Jenny und Nina sind acht Jahre alt, als sie sich versprechen, ...

„...Blutsschwestern ein ganzes Leben, unsere Träume sollen wahr werden, ich werde eine berühmte Modeschöpferin und du mein schönstes Modell...“

Jenny und Nina sind acht Jahre alt, als sie sich versprechen, Blutsschwestern zu bleiben. Das Eingangszitat stammt von Jenny. Doch schon in dem Alter zeigt sich der Unterschied zwischen den beiden. Nina will alles gleich und sofort. Sie setzt sich gern über Regeln hinweg.
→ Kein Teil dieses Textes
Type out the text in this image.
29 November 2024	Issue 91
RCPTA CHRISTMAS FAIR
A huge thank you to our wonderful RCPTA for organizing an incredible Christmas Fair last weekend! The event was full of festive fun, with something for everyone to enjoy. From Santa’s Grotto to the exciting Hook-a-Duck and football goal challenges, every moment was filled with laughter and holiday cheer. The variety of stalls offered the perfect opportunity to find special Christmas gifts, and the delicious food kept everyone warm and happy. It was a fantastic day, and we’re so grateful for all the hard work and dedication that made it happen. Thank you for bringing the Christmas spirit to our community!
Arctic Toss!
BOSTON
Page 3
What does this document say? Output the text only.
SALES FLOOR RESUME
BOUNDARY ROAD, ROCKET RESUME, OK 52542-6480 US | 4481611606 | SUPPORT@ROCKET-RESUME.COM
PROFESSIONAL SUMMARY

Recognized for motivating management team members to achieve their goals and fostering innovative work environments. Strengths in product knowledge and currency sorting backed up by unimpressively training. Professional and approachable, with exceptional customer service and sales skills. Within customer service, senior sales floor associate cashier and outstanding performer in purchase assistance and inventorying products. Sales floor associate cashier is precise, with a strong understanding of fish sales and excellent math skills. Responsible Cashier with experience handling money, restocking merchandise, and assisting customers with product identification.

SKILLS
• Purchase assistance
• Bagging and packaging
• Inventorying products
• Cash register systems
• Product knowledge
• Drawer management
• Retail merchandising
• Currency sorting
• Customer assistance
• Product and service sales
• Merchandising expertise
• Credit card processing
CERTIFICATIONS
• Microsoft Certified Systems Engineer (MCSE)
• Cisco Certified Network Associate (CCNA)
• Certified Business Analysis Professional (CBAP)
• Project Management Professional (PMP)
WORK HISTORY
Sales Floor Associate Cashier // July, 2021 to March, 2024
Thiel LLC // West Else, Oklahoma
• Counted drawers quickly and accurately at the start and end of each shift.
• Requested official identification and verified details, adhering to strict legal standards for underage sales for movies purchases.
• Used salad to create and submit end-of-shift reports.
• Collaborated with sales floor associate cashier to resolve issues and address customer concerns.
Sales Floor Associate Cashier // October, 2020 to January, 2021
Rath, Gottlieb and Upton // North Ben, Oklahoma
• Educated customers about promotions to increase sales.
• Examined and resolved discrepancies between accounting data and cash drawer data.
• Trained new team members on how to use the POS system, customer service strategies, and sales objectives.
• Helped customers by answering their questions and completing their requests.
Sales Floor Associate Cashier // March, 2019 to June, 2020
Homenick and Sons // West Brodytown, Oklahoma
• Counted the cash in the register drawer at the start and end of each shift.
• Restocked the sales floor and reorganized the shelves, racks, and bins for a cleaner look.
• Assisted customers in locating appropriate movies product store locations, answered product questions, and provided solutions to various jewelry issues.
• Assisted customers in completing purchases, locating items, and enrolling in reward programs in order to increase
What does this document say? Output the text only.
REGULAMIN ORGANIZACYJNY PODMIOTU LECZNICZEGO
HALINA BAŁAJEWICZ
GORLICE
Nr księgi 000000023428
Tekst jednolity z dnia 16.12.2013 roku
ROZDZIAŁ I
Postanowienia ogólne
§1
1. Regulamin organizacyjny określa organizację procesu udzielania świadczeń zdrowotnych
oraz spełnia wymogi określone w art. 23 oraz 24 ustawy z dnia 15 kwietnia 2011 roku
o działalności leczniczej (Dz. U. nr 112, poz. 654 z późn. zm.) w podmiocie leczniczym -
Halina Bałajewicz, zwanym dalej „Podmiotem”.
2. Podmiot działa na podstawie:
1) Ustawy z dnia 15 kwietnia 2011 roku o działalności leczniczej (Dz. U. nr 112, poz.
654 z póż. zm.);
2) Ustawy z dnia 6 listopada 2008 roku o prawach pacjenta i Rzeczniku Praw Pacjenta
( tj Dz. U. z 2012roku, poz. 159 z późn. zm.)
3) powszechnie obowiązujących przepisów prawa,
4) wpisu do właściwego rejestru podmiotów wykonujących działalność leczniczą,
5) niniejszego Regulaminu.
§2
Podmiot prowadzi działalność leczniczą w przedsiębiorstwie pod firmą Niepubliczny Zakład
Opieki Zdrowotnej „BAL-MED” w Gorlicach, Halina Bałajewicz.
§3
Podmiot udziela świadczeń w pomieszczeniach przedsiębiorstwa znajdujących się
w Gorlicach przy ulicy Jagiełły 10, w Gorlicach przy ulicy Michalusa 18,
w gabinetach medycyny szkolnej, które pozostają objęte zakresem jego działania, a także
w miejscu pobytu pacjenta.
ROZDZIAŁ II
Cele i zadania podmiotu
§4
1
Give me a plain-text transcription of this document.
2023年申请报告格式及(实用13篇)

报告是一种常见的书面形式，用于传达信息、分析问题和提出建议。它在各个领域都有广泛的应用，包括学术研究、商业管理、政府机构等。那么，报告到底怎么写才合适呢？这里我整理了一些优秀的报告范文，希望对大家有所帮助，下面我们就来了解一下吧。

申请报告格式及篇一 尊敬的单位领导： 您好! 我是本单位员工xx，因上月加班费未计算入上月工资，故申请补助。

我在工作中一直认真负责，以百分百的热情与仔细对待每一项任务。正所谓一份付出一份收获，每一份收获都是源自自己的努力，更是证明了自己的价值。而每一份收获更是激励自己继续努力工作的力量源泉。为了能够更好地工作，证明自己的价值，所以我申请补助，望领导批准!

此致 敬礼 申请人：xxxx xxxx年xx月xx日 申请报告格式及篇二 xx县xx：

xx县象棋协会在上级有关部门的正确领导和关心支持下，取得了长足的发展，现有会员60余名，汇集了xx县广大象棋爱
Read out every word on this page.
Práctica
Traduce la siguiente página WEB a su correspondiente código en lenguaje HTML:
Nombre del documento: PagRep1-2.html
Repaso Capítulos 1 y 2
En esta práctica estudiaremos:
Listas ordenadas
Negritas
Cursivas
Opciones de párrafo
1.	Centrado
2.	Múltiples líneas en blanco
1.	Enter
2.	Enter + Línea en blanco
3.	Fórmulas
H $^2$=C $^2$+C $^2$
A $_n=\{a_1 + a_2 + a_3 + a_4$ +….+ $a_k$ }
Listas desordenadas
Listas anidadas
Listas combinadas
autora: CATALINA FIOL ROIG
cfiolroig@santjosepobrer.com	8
So war sie diejenige, die Jenny zum Spiel am Wasserfall überredet hat, obwohl beider Eltern es verboten hatten. Jennys Reaktionsschnelligkeit und Einsatzbereitschaft ist es zu verdanken, dass das Ganze nicht zur Katastrophe ausartet.
Die Autorinnen haben einen fesselnden Jugendroman geschrieben. Die Geschichte hat mich schnell in ihren Bann gezogen.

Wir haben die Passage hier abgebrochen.